Often these arbitrary lists do not allow code selections to accurately reflect severity of illness, to the detriment of physicians and hospitals. To avoid this dilemma and to satisfy compliance requirements of physician freedom and responsibility for diagnostic accuracy and specificity, an EMR must make provisions for physicians to customize diagnoses in free text and allow user-specific “favorite” lists of the physician's most commonly encountered diagnoses. Incorporation of dictation or voice recognition would be helpful options.

Clinicians should remain calm and maintain a focused, organized, and reasoned approach to physician ICD-10-CM education, emphasizing the high-yield, high-impact diagnostic specificity needed for risk adjustment impacting revenue, quality, outcome and pay-for-performance measures. This will yield the greatest return on investment of precious time and money.

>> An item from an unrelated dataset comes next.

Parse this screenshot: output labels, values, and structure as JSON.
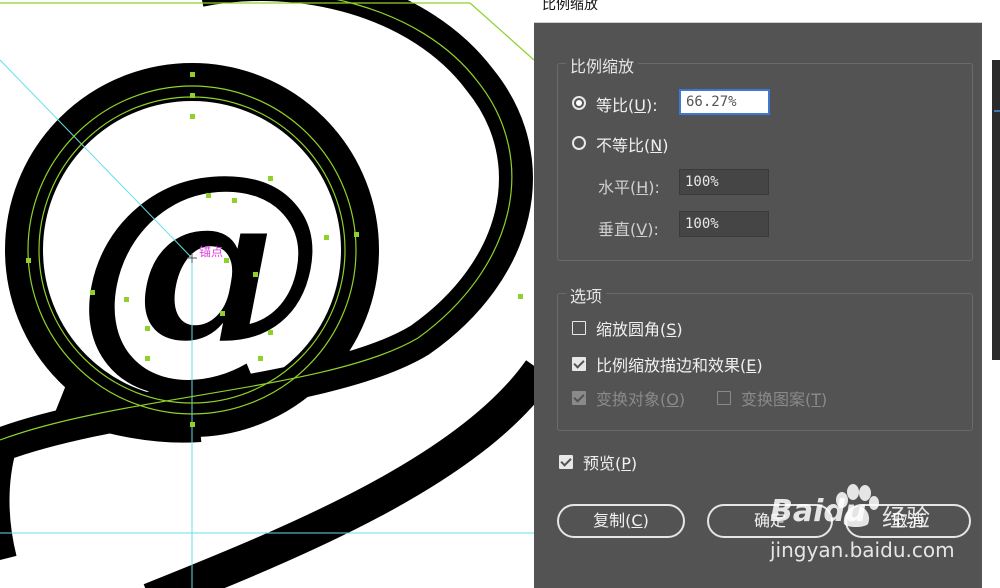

Perhaps the biggest and most important challenge of ICD-10-CM implementation facing the whole health care system is related not to physician education but to an operational concern: ensuring a seamless transition of electronic claims submission, processing, and reimbursement on Oct. 1. Thorough preparation, testing, and correction of internal systems and communications back and forth with payers are of primary importance.


ICD-10-CM documentation requirements will not require much more from physicians than is already needed to allow correct coding to fully express the true severity of illness of patients. Physician education, especially for the inpatient setting, should focus primarily on the documentation and specificity of those conditions that have a real impact on severity of illness measures. Hospitals and physician practices should take a focused, organized, and reasoned approach to ICD-10-CM preparation, education, and implementation.